Developing New Ideals
In an ideal world, no one would experience trauma or addiction. Living with both of these problems can destroy many of the ideals and positive thoughts a person has about the world. While the memories cannot be erased, the program stays in the present and seeks new ideals to focus on.
Four Content Areas
The program has activities and therapies in four main areas: interpersonal, behavioral, cognitive, and therapy or case management. All the activities can be used if the client has enough sessions to work on all of them.
Clinicians, including therapists, need training in Seeking Safety. They also need support.

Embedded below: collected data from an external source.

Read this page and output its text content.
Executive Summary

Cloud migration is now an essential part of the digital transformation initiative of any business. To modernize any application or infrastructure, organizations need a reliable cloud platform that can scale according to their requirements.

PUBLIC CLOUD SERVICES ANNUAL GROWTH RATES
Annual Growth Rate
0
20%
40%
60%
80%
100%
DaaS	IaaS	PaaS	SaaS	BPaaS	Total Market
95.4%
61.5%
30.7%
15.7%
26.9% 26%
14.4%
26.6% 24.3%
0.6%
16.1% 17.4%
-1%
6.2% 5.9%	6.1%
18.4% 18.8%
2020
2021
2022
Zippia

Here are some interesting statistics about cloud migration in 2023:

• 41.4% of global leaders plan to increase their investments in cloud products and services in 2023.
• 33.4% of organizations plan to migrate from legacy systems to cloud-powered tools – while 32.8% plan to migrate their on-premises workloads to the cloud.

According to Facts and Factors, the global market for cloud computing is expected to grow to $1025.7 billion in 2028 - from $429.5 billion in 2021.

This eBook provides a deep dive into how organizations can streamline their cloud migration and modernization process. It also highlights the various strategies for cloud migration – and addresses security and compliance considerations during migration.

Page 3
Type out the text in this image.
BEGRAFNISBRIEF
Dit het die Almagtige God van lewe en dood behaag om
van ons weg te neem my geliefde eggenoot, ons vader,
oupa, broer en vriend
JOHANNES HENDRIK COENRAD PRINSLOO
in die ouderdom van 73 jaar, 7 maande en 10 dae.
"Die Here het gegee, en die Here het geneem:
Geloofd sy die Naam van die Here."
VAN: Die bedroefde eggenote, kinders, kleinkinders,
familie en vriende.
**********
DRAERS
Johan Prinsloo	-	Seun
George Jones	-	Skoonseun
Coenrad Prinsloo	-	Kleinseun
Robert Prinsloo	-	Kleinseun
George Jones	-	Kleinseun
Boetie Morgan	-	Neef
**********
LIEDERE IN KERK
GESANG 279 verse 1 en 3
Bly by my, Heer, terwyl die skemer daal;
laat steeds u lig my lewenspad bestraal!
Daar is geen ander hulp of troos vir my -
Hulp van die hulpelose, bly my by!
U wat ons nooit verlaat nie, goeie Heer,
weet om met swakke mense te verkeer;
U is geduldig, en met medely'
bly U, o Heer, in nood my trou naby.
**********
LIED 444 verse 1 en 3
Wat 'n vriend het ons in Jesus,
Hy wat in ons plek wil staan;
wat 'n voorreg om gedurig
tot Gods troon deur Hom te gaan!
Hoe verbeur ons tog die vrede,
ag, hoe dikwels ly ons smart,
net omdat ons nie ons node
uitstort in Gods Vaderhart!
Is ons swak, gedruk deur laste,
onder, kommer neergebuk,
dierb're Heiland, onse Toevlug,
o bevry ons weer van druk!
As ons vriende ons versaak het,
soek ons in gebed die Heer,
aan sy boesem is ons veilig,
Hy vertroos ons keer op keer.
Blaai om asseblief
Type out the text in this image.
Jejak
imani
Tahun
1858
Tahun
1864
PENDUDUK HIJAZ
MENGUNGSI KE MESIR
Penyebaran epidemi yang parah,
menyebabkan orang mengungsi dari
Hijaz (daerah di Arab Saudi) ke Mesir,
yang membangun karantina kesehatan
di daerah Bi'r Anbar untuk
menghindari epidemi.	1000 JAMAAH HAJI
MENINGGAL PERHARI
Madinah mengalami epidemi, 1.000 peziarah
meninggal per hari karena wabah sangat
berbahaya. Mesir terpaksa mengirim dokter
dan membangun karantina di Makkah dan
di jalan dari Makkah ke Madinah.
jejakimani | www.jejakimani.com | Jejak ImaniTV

When working with challenging populations, they may need their own occasional session to help them process their feelings and stressors.
How Do We Teach Seeking Safety?
The developers of the program have written several guidebooks on how to teach Seeking Safety. The program has 25 topics and works in residential or individual treatment settings. Therapists can choose which topics will benefit the client most and use as many that fit in the available treatment window. These 25 topics fall into four categories. Some examples of topics in each category include:
Worksheets and guides can help therapists work through these 25 topics with their clients. Sometimes the therapist and client may not have time to master all of them during their time working together. In this case, the therapist can pick which ones will be the most beneficial for the individual.
Seeking Safety works in group and individual therapy or a combination of both. If a person feels like they need to explore and revisit their traumatic experiences, this will fall outside this model’s realm. Since Seeking Safety finds the pain of reliving trauma unnecessary, the therapist might discuss why they feel the need to do this and what they hope to gain from it. Focusing on a changeable present and hopeful future keeps this therapy looking forward instead of backward toward the unchangeable past.
Seeking Safety and Addiction
The developers of Seeking Safety designed it for women with PTSD and substance use disorders. Substance abuse and trauma are often diagnosed together, which is why Seeking Safety aims to help those with a dual diagnosis treat both disorders simultaneously.
However, this type of therapy treats more than addiction, but substance use disorders as part of a dual diagnosis remain one of its most prominent uses. Since treatments for PTSD do not always address substance use disorders, clients with a dual diagnosis need a treatment model that handles both issues together to best prevent relapse.
Seeking Safety in Residential Treatment
Treatment at Everlast Recovery Centers offers the perfect setting for Seeking Safety, and the model can be used in both our residential and outpatient treatment programs. This means that clients who began Seeking Safety in residential treatment can continue it in outpatient using many of the same tools and ideas.
By using Seeking Safety in residential treatment, therapists can use both group and individual settings to target each person’s needs.
Worksheets that each person has completed after an individual setting can be brought to groups to discuss. Then, the therapist can use an individual setting to address something that may have come up in a group.
Depending on the length of the residential treatment stay, clients may have time to work through many or all 25 topics in individual and group therapy. With their mental health and substance abuse diagnoses both treated, they are more likely to succeed in recovery.